Bien sûr, il ne s'agit pas d'affirmer la foi chrétienne en la résurrection des corps tel que conçu par le folklore catholique ; non plus que ses dérivés ésotériques qui insultent tous plus ou moins l'intelligence. Il s'agit d'une démarche philosophique lucide qui ne nie rien de la science et garde toujours la porte ouverte aux questionnements. Elle conserve la possibilité de changer d'avis si des lumières plus convaincantes venaient à surgir. Mais, à moins d'éléments nouveaux, le raisonnement se vérifie toujours depuis près de 2 500 ans.

La destinée de l'être suppose maintenant trois possibilités ; ou bien il existe de toute éternité et ne disparaît jamais (Parménide), ou bien il n'est qu'illusion (Gorgias), ou bien il est limité dans le temps (naissance, vie, mort). Pour le philosophe, la dernière semble absurde non parce qu'elle effraie, mais par sa seule incohérence logique ; elle n'est vraie que pour l'observateur et ne dit rien de ce qui advient à l'être qui subit la mortalité [2]. D'autre part, si Gorgias a raison, il n'y a plus rien à dire. Enveloppée dans un immense tourbillon d'illusions, la vie n'est que méprise sur une réalité dont la vérité nous échappe entièrement. Mais cette vision paradoxale ne peut être retenue puisqu'elle mène à l'aporie ; en effet, si tout n'est qu'illusion, la pensée qui l'exprime n'est-elle pas aussi illusoire ? Avec Parménide, l'angoisse face à la mort disparaît, mais nous n'en sommes pas au bout de nos peines pour autant. En effet, si l'être que nous sommes est appelé à changer de forme n'est-il pas inquiétant de penser que nous pourrions être n'importe quoi d'autre selon l'immense variété des fantaisies naturelles ? Être cette fois-ci humain, mais quoi d'autre ensuite ? Surgit alors un autre problème métaphysique pour ceux qui, fatigués de la vie, pensaient se « reposer » après la mort dans un néant indolore.

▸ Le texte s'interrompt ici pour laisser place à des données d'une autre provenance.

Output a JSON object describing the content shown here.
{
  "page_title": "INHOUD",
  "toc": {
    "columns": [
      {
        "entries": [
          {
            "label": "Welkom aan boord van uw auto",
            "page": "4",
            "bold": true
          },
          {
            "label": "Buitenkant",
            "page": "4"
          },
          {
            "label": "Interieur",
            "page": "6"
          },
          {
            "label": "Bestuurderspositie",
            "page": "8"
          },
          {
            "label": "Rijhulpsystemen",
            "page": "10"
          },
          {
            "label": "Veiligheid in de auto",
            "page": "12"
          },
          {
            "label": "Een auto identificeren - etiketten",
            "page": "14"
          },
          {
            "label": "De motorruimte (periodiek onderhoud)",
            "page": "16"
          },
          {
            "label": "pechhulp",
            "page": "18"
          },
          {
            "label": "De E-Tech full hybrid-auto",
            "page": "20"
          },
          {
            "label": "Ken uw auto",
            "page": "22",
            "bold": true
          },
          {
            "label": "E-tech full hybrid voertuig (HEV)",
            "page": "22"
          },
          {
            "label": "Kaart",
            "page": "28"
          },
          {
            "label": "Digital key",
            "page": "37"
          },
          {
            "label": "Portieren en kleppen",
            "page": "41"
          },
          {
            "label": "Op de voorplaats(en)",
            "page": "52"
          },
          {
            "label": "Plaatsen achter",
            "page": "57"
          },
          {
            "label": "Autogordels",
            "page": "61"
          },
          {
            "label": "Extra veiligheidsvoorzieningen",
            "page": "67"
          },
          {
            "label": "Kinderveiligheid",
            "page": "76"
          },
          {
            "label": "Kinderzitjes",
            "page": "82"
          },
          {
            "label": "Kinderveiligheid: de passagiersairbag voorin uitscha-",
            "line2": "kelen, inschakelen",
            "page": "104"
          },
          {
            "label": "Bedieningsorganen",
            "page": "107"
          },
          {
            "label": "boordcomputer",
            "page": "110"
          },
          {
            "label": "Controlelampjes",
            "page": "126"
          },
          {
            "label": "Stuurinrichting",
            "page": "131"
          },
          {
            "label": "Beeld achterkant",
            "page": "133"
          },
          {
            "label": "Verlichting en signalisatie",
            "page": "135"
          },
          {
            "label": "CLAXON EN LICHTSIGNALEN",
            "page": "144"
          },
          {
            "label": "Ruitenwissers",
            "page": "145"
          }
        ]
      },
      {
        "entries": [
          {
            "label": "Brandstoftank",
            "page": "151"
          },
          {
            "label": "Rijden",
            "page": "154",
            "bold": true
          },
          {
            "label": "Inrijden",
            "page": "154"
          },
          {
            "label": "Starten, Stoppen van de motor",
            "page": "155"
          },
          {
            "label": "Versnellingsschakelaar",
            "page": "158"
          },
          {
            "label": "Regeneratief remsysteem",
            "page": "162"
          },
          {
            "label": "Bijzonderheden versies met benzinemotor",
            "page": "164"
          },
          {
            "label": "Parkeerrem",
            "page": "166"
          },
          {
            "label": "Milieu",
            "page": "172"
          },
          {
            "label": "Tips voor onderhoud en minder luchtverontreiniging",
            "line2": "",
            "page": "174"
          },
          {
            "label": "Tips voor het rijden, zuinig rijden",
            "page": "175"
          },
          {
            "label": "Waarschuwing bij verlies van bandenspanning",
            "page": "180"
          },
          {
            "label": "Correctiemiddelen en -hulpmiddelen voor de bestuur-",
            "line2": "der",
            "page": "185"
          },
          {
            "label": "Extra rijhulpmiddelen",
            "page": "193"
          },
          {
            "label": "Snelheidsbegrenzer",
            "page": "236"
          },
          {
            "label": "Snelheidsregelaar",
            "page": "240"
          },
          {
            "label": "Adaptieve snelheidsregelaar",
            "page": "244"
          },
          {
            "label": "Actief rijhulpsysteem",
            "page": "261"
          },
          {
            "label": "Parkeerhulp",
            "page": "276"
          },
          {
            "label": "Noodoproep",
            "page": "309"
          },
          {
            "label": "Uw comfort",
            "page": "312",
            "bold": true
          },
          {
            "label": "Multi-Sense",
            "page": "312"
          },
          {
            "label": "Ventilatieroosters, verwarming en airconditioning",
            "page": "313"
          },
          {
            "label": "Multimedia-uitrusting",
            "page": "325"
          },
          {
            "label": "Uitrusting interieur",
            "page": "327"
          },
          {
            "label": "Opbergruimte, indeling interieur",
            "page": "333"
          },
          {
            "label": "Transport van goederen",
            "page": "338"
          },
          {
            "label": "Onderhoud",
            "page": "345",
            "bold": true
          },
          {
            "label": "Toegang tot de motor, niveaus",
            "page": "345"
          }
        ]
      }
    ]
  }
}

Au choix, opterions-nous pour la vie éternelle ? Préférerions-nous recommencer encore et encore dans un éternel retour (Nietzsche) une existence sous toutes ses formes avec l'ennui et la douleur (Schopenhauer) qui l'accompagnent ? L'ère de la chrétienté proposait une perspective dont l'Occident s'est accommodé pendant longtemps. Au XIXe siècle, il s'est passé quelque chose qui nous a fait préférer le néant. Mais en quoi cette nouvelle orientation métaphysique serait-elle plus réaliste ou désirable ? Après tout, qui peut savoir ce qui advient à l'être après la mort ? La vie éternelle suggérée par Parménide procède d'une logique béton mais, inversé, le problème rebondit et reste entier. Échapperons-nous à l'angoisse de la néantisation pour gagner une existence éternelle d'ennui et de douleur ?

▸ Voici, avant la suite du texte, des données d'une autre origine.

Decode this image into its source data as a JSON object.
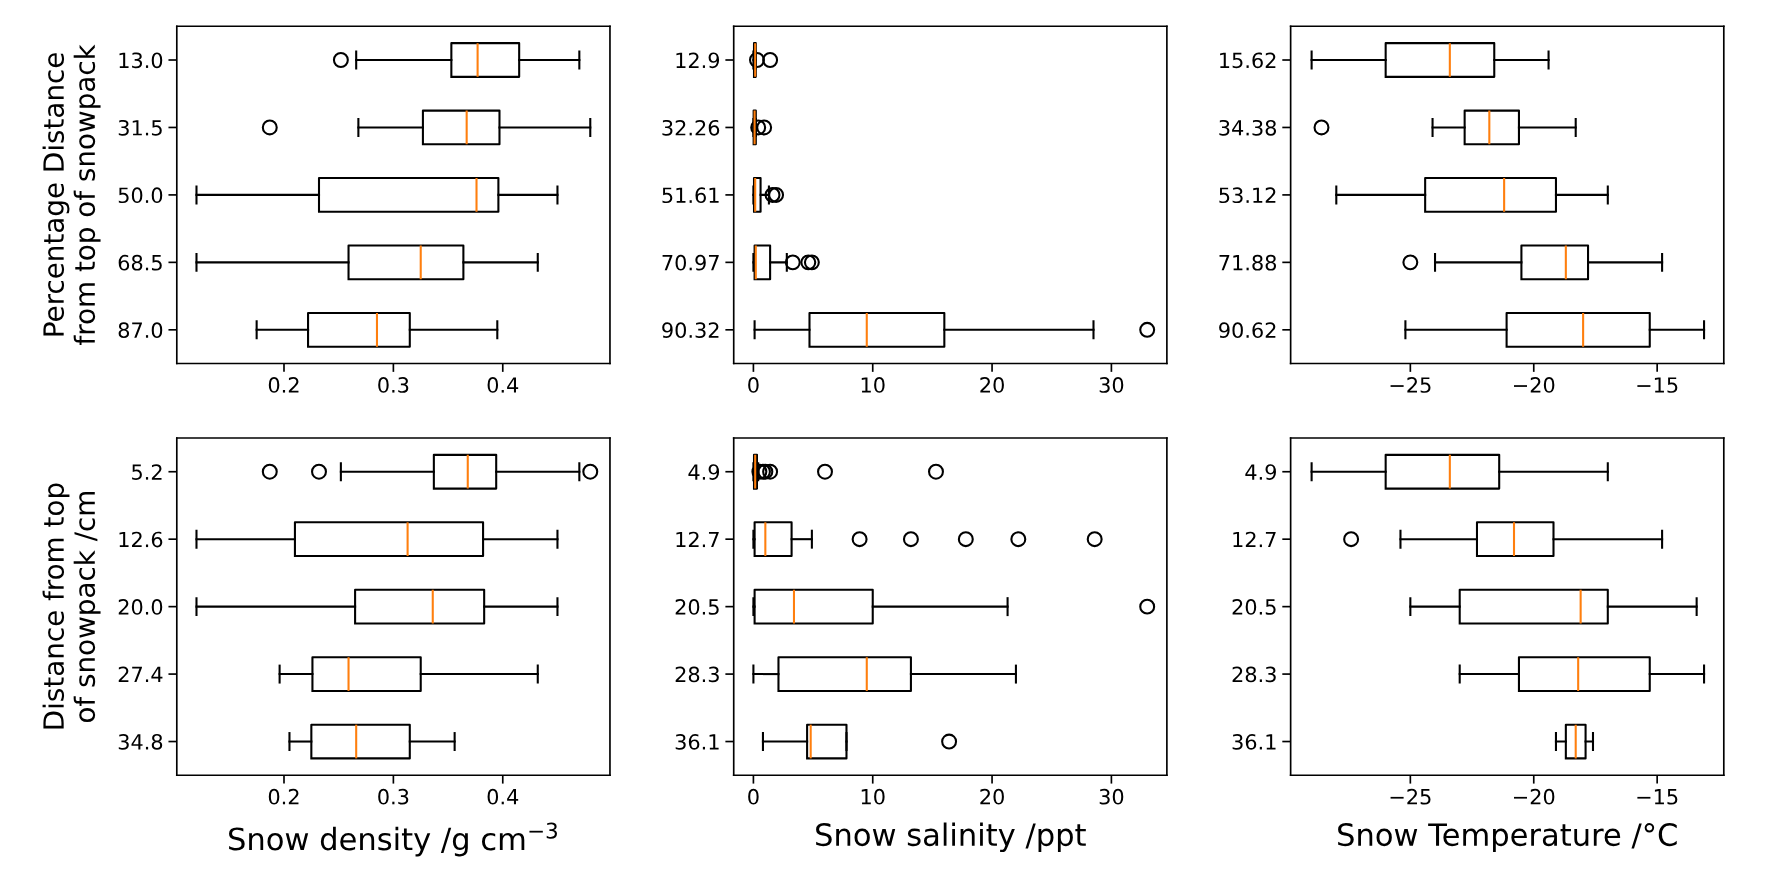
{
  "chart_data": [
    {
      "type": "box",
      "orientation": "horizontal",
      "ylabel": "Percentage Distance\nfrom top of snowpack",
      "categories": [
        "13.0",
        "31.5",
        "50.0",
        "68.5",
        "87.0"
      ],
      "xlim": [
        0.102,
        0.498
      ],
      "xticks": [
        0.2,
        0.3,
        0.4
      ],
      "boxes": [
        {
          "low": 0.266,
          "q1": 0.353,
          "median": 0.377,
          "q3": 0.415,
          "high": 0.47,
          "outliers": [
            0.252
          ]
        },
        {
          "low": 0.268,
          "q1": 0.327,
          "median": 0.367,
          "q3": 0.397,
          "high": 0.48,
          "outliers": [
            0.187
          ]
        },
        {
          "low": 0.12,
          "q1": 0.232,
          "median": 0.376,
          "q3": 0.396,
          "high": 0.45
        },
        {
          "low": 0.12,
          "q1": 0.259,
          "median": 0.325,
          "q3": 0.364,
          "high": 0.432
        },
        {
          "low": 0.175,
          "q1": 0.222,
          "median": 0.285,
          "q3": 0.315,
          "high": 0.395
        }
      ]
    },
    {
      "type": "box",
      "orientation": "horizontal",
      "categories": [
        "12.9",
        "32.26",
        "51.61",
        "70.97",
        "90.32"
      ],
      "xlim": [
        -1.65,
        34.65
      ],
      "xticks": [
        0,
        10,
        20,
        30
      ],
      "boxes": [
        {
          "low": 0.0,
          "q1": 0.05,
          "median": 0.15,
          "q3": 0.2,
          "high": 0.2,
          "outliers": [
            0.3,
            1.4
          ]
        },
        {
          "low": 0.0,
          "q1": 0.02,
          "median": 0.1,
          "q3": 0.2,
          "high": 0.2,
          "outliers": [
            0.4,
            0.9
          ]
        },
        {
          "low": 0.0,
          "q1": 0.05,
          "median": 0.15,
          "q3": 0.6,
          "high": 1.3,
          "outliers": [
            1.6,
            1.9
          ]
        },
        {
          "low": 0.0,
          "q1": 0.1,
          "median": 0.2,
          "q3": 1.4,
          "high": 2.8,
          "outliers": [
            3.3,
            4.6,
            4.9
          ]
        },
        {
          "low": 0.1,
          "q1": 4.7,
          "median": 9.5,
          "q3": 16.0,
          "high": 28.5,
          "outliers": [
            33.0
          ]
        }
      ]
    },
    {
      "type": "box",
      "orientation": "horizontal",
      "categories": [
        "15.62",
        "34.38",
        "53.12",
        "71.88",
        "90.62"
      ],
      "xlim": [
        -29.85,
        -12.3
      ],
      "xticks": [
        {
          "value": -25,
          "label": "−25"
        },
        {
          "value": -20,
          "label": "−20"
        },
        {
          "value": -15,
          "label": "−15"
        }
      ],
      "boxes": [
        {
          "low": -29.0,
          "q1": -26.0,
          "median": -23.4,
          "q3": -21.6,
          "high": -19.4
        },
        {
          "low": -24.1,
          "q1": -22.8,
          "median": -21.8,
          "q3": -20.6,
          "high": -18.3,
          "outliers": [
            -28.6
          ]
        },
        {
          "low": -28.0,
          "q1": -24.4,
          "median": -21.2,
          "q3": -19.1,
          "high": -17.0
        },
        {
          "low": -24.0,
          "q1": -20.5,
          "median": -18.7,
          "q3": -17.8,
          "high": -14.8,
          "outliers": [
            -25.0
          ]
        },
        {
          "low": -25.2,
          "q1": -21.1,
          "median": -18.0,
          "q3": -15.3,
          "high": -13.1
        }
      ]
    },
    {
      "type": "box",
      "orientation": "horizontal",
      "ylabel": "Distance from top\nof snowpack /cm",
      "xlabel": "Snow density /g cm$^{−3}$",
      "categories": [
        "5.2",
        "12.6",
        "20.0",
        "27.4",
        "34.8"
      ],
      "xlim": [
        0.102,
        0.498
      ],
      "xticks": [
        0.2,
        0.3,
        0.4
      ],
      "boxes": [
        {
          "low": 0.252,
          "q1": 0.337,
          "median": 0.368,
          "q3": 0.394,
          "high": 0.47,
          "outliers": [
            0.187,
            0.232,
            0.48
          ]
        },
        {
          "low": 0.12,
          "q1": 0.21,
          "median": 0.313,
          "q3": 0.382,
          "high": 0.45
        },
        {
          "low": 0.12,
          "q1": 0.265,
          "median": 0.336,
          "q3": 0.383,
          "high": 0.45
        },
        {
          "low": 0.196,
          "q1": 0.226,
          "median": 0.259,
          "q3": 0.325,
          "high": 0.432
        },
        {
          "low": 0.205,
          "q1": 0.225,
          "median": 0.266,
          "q3": 0.315,
          "high": 0.356
        }
      ]
    },
    {
      "type": "box",
      "orientation": "horizontal",
      "xlabel": "Snow salinity /ppt",
      "categories": [
        "4.9",
        "12.7",
        "20.5",
        "28.3",
        "36.1"
      ],
      "xlim": [
        -1.65,
        34.65
      ],
      "xticks": [
        0,
        10,
        20,
        30
      ],
      "boxes": [
        {
          "low": 0.0,
          "q1": 0.05,
          "median": 0.15,
          "q3": 0.3,
          "high": 0.4,
          "outliers": [
            0.5,
            0.8,
            1.0,
            1.4,
            6.0,
            15.3
          ]
        },
        {
          "low": 0.0,
          "q1": 0.1,
          "median": 1.0,
          "q3": 3.2,
          "high": 4.9,
          "outliers": [
            8.9,
            13.2,
            17.8,
            22.2,
            28.6
          ]
        },
        {
          "low": 0.0,
          "q1": 0.1,
          "median": 3.4,
          "q3": 10.0,
          "high": 21.3,
          "outliers": [
            33.0
          ]
        },
        {
          "low": 0.0,
          "q1": 2.1,
          "median": 9.5,
          "q3": 13.2,
          "high": 22.0
        },
        {
          "low": 0.8,
          "q1": 4.5,
          "median": 4.8,
          "q3": 7.8,
          "high": 7.8,
          "outliers": [
            16.4
          ]
        }
      ]
    },
    {
      "type": "box",
      "orientation": "horizontal",
      "xlabel": "Snow Temperature /°C",
      "categories": [
        "4.9",
        "12.7",
        "20.5",
        "28.3",
        "36.1"
      ],
      "xlim": [
        -29.85,
        -12.3
      ],
      "xticks": [
        {
          "value": -25,
          "label": "−25"
        },
        {
          "value": -20,
          "label": "−20"
        },
        {
          "value": -15,
          "label": "−15"
        }
      ],
      "boxes": [
        {
          "low": -29.0,
          "q1": -26.0,
          "median": -23.4,
          "q3": -21.4,
          "high": -17.0
        },
        {
          "low": -25.4,
          "q1": -22.3,
          "median": -20.8,
          "q3": -19.2,
          "high": -14.8,
          "outliers": [
            -27.4
          ]
        },
        {
          "low": -25.0,
          "q1": -23.0,
          "median": -18.1,
          "q3": -17.0,
          "high": -13.4
        },
        {
          "low": -23.0,
          "q1": -20.6,
          "median": -18.2,
          "q3": -15.3,
          "high": -13.1
        },
        {
          "low": -19.1,
          "q1": -18.7,
          "median": -18.3,
          "q3": -17.9,
          "high": -17.6
        }
      ]
    }
  ]
}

Être n'est désormais plus la question ; ce sont les conditions d'existence qui importent. Encastré dans un éternel présent, l'être n'a d'autre souci que d'améliorer ses conditions. Les agents d'idéologies politiques socioculturelles marchandes nous sollicitent de toutes parts, mais certains philosophes pensent que l'art pourrait ouvrir une voie plus féconde.